In MHI’s 2013 after-action assessment, both it and SCE were reported to have been aware of serious problems with the design of SONG’s replacement steam generators before they were installed, but rejected enhanced safety modifications to avoid triggering “a more rigorous license amendment and safety review process.”
The Utility Reform Network (TURN) and the California Public Utilities Commission (CPUC) Office of Ratepayer Advocates continue to push the commission to renegotiate the closure settlement with SCE and other stakeholders. It requires ratepayers to cover $3.6 billion of the utility’s $5 billion in closure-related losses. Advocates want regulators to increase the utility’s $1.4 billion portion by at least $650 million.

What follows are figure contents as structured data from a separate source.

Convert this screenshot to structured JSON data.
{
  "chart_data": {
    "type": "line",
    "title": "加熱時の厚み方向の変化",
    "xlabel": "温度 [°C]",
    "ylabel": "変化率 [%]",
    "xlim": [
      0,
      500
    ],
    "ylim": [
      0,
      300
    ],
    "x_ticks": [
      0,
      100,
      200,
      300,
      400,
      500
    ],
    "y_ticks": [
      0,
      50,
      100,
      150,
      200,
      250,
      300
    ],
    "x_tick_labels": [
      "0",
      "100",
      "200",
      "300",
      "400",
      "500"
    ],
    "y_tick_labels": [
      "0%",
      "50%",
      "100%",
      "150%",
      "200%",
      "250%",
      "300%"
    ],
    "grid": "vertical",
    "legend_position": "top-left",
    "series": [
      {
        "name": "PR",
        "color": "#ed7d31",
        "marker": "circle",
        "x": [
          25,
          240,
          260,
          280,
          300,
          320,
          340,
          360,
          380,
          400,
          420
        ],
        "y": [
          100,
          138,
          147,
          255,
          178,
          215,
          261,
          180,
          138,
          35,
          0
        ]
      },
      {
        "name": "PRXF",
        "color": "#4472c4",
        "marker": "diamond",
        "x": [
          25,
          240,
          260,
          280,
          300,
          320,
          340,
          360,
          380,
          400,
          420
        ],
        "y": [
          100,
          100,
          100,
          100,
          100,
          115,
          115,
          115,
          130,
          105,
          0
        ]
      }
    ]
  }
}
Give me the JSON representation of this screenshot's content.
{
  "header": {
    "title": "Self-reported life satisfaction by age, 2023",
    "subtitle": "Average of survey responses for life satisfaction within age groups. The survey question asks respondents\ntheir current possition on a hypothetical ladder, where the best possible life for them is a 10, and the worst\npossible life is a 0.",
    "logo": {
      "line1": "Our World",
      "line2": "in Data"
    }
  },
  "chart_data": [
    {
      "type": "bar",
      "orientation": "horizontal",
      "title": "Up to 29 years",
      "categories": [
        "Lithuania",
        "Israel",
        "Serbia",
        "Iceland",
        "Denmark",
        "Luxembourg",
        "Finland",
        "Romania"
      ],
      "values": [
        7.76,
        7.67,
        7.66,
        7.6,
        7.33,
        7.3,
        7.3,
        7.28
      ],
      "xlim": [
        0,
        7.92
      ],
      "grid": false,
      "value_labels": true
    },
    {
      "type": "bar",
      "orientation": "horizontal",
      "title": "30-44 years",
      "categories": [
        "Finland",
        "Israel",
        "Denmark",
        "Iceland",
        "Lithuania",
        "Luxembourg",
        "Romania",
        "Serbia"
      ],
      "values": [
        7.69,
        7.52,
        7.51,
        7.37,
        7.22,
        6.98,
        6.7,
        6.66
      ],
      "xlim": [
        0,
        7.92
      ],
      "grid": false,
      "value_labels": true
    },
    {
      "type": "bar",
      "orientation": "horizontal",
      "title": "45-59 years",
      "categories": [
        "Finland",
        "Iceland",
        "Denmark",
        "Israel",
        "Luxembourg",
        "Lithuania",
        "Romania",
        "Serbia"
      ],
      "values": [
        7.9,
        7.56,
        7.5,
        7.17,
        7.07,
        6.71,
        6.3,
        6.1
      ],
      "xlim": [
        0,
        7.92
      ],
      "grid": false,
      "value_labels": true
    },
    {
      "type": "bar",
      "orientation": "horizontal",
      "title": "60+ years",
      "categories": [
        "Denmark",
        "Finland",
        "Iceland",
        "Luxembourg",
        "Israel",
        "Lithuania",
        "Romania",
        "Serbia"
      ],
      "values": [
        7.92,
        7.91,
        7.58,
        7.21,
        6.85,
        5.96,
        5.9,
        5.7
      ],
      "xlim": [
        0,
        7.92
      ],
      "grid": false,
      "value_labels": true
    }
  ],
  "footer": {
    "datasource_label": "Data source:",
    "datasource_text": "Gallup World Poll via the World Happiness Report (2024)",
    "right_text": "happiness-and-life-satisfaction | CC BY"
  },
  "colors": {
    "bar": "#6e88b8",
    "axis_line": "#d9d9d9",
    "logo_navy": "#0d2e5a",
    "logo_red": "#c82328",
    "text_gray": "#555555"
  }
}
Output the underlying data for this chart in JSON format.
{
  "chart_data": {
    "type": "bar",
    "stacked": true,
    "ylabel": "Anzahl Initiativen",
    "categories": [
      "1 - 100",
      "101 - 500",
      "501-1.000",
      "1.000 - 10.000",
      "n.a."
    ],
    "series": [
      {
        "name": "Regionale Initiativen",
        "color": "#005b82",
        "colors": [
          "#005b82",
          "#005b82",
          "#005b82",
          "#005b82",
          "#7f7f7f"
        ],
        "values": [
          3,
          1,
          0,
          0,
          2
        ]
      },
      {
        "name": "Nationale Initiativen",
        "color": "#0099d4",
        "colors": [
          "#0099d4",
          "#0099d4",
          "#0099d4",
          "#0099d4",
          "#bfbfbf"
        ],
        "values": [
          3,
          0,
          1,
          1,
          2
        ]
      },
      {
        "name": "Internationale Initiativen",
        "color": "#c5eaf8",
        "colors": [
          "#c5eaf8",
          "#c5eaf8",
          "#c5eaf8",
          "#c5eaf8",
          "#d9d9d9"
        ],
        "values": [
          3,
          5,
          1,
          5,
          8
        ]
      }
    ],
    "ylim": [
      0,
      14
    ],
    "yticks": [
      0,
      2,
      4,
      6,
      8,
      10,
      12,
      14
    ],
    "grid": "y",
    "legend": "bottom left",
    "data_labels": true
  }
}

Investigations of former CPUC President Michael Peevey showed that the settlement was made in unethical and potentially illegal ex-parte meetings between Peevey and then-SCE Vice President Steven Pickett. Ratepayer advocates want the settlement revisited because investigators discovered an outline of it during a search of Peevey's house they say was written during a secret Peevey-Picket meeting in 2013.